Hawaii’s Legislature extended the crime of harassment to modern-day tools several years ago and is only now considering inclusion of other misbehavior via cellphones or the Internet with the old-fashioned offenses of stalking or bullying. Many other states already have made changes aimed at keeping up with modern communication.
Hawaii Attorney General David M. Louie has presented testimony that his office is reviewing such laws in other states to determine the language that would serve a bill’s purpose of protecting children. However, where differences between cyber crimes and ordinary crimes exist, they need to be recognized.
"While some individuals use the Internet to harm other people, others use the Internet to play practical jokes on one another," state Chief Public Defender Timothy Ho testified this month to a House committee. "There is a fine line between a practical joke and harassment."
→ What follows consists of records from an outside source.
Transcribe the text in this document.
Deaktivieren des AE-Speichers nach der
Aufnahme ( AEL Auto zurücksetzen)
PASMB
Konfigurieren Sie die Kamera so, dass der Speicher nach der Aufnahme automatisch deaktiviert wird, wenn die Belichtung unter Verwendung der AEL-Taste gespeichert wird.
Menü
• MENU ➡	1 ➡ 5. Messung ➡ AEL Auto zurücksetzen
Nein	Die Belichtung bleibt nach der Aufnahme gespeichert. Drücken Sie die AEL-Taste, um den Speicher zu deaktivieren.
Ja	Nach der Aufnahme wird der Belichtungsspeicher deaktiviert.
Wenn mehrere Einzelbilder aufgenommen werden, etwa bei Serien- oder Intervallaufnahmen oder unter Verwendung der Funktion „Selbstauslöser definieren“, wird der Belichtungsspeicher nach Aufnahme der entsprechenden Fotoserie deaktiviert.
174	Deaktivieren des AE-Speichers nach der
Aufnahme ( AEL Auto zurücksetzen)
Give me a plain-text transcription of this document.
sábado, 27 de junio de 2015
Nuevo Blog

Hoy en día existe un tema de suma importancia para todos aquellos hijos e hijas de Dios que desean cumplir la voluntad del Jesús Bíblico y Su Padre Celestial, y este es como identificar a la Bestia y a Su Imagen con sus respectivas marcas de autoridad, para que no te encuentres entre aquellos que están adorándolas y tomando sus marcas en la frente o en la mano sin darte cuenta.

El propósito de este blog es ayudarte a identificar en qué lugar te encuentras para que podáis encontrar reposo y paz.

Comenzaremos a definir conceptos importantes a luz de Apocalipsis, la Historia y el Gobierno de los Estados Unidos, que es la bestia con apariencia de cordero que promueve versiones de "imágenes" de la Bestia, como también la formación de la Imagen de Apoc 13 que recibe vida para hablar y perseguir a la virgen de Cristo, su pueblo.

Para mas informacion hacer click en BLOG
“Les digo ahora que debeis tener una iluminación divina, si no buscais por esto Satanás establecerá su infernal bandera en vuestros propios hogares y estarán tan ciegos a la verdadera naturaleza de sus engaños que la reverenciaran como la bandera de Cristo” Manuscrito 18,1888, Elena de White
Should it be harassment or cyberbullying, Ho asked, if someone posted a funny video on Facebook or YouTube at a school eating contest, causing one of the contestants to be embarrassed or humiliated? The relatively clear threshold, as it is in other legal situations, would be in the accused’s intention beyond a reasonable doubt.
More complicated, though, are practices of retaining cyber records to track down those who have committed crimes. One bill before the Legislature would allow electronic communication service providers to voluntarily disclose information to law enforcement officials during emergencies.
Hawaii’s chapter of the American Civil Liberties Union rightly asks that the bill make clear that law enforcement agencies must obtain probable-cause warrants to seek cellphone locations except in emergencies.
Another bill would allow judges to demand electronic records in criminal cases, including companies operating outside Hawaii, even though cellphone and Internet service providers are not required to retain such records. Legislators should abide by a request by the state Judiciary to table the bill until a study can be made.
Increasingly, the Internet and cellphones are loaded with personal data, sharing names, addresses, phone numbers, even a person’s instant location, which helps companies direct advertising to individuals.
As electronic communication leaps at greater speeds, the issue of privacy grows. The U.S. Supreme Court ruled last month that police officers violated the Constitution when they installed a Global Positioning System tracking device on a suspect’s car to monitor its whereabouts. That court decision no doubt will be cited in future cases where authorities use the new technology to seek private information.
State and federal laws will need changing to recognize, let alone to get ahead of, that fast-growing reality.